Indeed, there are several ways in which efforts to combat cybercrime may also be useful in the investigation and prosecution of cyber-enabled international crimes. For example, illegally accessing certain computer systems may be the first step in facilitating or even committing an international crime. In practice, many of the same investigative techniques may apply to both categories of crime. Pathways for cooperation on evidence in relation to cybercrime could also be helpful for the investigation and prosecution of cyber-enabled international crimes. The Budapest Convention on Cybercrime has 81 States parties, including the United States, and covers any offence involving electronic evidence, including (but not limited to) cybercrime offences. The newly-signed U.N. Convention against Cybercrime’s provisions cover international cooperation in relation to “any serious crime.”’ And the Second Additional Protocol to the Budapest Convention on enhanced cooperation and disclosure of electronic evidence provides procedures, like the European Union’s new E-Evidence Framework (coming into effect this year), that will enable States to make direct requests to service providers for subscriber data.
Currently, there is a siloed approach to cybercrime and cyber-enabled international crimes in national prosecution authorities and inter-governmental agencies. Where national authorities have both cybercrime units and war crime units, they tend to be separate. There are lessons that prosecutors of international crimes can learn from their cybercrime team counterparts—for example, on techniques for gathering and managing technical evidence. As all criminal cases involve a digital element today—whether in terms of the substance of the case, the evidence, or both—States should move towards a more cross-cutting, thematic approach to how prosecution authorities generally approach digital or cyber-related crimes, to encourage sharing of knowledge and strategies across prosecution teams.
Going Forward
Investigation of cyber-enabled international crimes is already taking place, particularly in situations where cyber and kinetic activities are part of the same campaign. The ICC’s policy provides a valuable framework for its approach in this area. National courts should also prosecute cyber-enabled international crimes where they are able to do so. Despite the challenges involved, there are positive trends for future action in this area, including increasing cooperation between networks of different actors, synergies between different legal regimes, and new treaties that facilitate the sharing of electronic evidence across borders.

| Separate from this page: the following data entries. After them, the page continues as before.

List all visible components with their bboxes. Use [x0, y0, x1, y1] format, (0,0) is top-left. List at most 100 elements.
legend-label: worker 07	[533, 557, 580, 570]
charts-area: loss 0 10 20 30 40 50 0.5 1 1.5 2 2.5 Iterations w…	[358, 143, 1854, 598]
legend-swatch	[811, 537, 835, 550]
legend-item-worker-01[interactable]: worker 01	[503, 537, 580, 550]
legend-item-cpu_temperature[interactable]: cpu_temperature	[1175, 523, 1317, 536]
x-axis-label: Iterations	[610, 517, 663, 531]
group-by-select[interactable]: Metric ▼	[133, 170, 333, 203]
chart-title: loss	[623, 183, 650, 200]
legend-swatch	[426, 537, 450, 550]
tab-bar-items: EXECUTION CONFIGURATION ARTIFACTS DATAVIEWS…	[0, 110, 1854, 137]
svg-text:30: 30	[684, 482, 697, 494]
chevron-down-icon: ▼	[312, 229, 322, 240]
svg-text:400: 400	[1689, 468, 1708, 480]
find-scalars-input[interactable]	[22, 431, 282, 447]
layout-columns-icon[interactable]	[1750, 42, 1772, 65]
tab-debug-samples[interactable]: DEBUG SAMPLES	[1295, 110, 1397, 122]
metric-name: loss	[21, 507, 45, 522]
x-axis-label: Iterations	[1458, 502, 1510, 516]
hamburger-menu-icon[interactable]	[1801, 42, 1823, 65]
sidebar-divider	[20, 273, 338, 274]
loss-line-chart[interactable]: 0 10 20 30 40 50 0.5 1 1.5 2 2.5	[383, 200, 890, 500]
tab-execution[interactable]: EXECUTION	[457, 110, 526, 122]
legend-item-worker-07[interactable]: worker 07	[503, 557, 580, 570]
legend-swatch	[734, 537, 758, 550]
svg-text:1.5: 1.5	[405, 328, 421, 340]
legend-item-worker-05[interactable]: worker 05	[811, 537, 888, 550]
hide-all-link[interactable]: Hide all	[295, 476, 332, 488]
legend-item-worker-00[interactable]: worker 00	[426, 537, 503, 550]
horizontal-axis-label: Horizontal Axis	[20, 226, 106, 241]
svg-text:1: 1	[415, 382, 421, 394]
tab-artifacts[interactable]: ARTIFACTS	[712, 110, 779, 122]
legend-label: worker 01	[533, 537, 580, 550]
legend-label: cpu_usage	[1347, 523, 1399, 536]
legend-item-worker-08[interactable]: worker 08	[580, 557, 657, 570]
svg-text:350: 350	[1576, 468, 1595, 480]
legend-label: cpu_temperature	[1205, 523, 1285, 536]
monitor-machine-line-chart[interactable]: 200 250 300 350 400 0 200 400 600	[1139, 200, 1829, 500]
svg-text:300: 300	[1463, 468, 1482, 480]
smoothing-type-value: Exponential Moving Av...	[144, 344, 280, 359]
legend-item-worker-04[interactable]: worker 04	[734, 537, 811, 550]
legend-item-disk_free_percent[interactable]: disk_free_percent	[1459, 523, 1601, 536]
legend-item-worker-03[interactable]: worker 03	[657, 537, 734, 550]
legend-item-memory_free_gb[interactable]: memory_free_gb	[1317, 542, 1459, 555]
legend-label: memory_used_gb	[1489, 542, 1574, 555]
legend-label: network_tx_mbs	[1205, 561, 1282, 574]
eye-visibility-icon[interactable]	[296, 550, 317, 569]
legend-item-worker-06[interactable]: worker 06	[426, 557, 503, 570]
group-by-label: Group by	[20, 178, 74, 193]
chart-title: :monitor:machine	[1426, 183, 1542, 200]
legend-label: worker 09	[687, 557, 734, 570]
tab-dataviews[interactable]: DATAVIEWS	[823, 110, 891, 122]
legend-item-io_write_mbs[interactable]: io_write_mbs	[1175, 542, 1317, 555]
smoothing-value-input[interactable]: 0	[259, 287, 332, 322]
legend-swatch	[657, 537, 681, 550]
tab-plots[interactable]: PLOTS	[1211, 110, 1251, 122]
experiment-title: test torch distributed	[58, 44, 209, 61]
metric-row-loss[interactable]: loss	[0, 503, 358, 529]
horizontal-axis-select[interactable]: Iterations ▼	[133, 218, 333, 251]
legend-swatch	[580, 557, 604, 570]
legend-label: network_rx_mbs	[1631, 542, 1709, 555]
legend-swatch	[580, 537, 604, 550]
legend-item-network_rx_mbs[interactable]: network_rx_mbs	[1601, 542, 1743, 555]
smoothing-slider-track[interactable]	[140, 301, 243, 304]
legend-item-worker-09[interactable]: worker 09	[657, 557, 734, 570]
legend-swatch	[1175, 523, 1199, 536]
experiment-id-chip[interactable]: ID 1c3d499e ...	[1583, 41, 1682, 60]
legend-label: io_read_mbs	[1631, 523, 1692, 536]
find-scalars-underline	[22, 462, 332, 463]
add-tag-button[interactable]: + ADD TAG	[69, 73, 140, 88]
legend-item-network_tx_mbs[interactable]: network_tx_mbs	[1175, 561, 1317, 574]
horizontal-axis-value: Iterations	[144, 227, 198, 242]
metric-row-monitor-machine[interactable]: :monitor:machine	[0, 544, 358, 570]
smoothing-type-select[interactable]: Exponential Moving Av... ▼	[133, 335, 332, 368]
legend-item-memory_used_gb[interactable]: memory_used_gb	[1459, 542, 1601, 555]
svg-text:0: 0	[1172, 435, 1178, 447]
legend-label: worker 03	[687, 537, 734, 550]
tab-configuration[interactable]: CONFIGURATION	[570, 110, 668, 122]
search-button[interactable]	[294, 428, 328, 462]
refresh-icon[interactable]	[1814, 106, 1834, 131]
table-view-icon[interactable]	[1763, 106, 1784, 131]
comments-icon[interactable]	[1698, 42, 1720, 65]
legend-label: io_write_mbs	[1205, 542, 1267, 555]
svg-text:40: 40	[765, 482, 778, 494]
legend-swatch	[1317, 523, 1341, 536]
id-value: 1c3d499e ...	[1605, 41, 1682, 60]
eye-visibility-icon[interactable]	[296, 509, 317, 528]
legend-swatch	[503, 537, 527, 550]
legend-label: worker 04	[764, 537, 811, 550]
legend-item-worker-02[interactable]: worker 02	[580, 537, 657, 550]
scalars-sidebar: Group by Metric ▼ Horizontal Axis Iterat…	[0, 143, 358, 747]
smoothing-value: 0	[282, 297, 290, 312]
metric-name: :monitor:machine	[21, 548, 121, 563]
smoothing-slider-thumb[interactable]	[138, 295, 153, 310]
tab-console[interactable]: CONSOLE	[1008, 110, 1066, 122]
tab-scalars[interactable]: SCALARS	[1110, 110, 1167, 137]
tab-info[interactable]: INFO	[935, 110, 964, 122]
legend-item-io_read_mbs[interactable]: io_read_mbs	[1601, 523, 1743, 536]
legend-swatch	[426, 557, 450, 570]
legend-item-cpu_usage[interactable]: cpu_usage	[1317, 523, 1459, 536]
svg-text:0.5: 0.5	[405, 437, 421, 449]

To strengthen the prospects of prosecution of cyber-enabled international crimes further, the ICC and States should invest in, or where appropriate reinforce, cyber expertise across prosecution teams. States should ensure their domestic law enables them to participate fully in the joint investigation of international crimes, and strengthen informal networks with the cyberthreat intelligence community to increase access to cyber intelligence and evidence. States and the ICC should ensure adequate training is available to investigators, prosecutors and judges in digital forensics, attribution, encryption, blockchain-tracing and deepfake detection, as well as expertise in cross-border frameworks on gathering electronic data (indeed, such training would benefit the prosecution of all crimes with a digital element). While these measures will entail capacity development, efficiencies can be gained by adapting existing training on the investigation and prosecution of cybercrime (for example, by the EU or the Council of Europe’s Cybercrime Programme Office) to include cyber-enabled international crimes, and by inviting the ICC to take part. The mounting severity of cyber operations should spur all actors to adopt a global and proactive approach to bringing perpetrators to justice.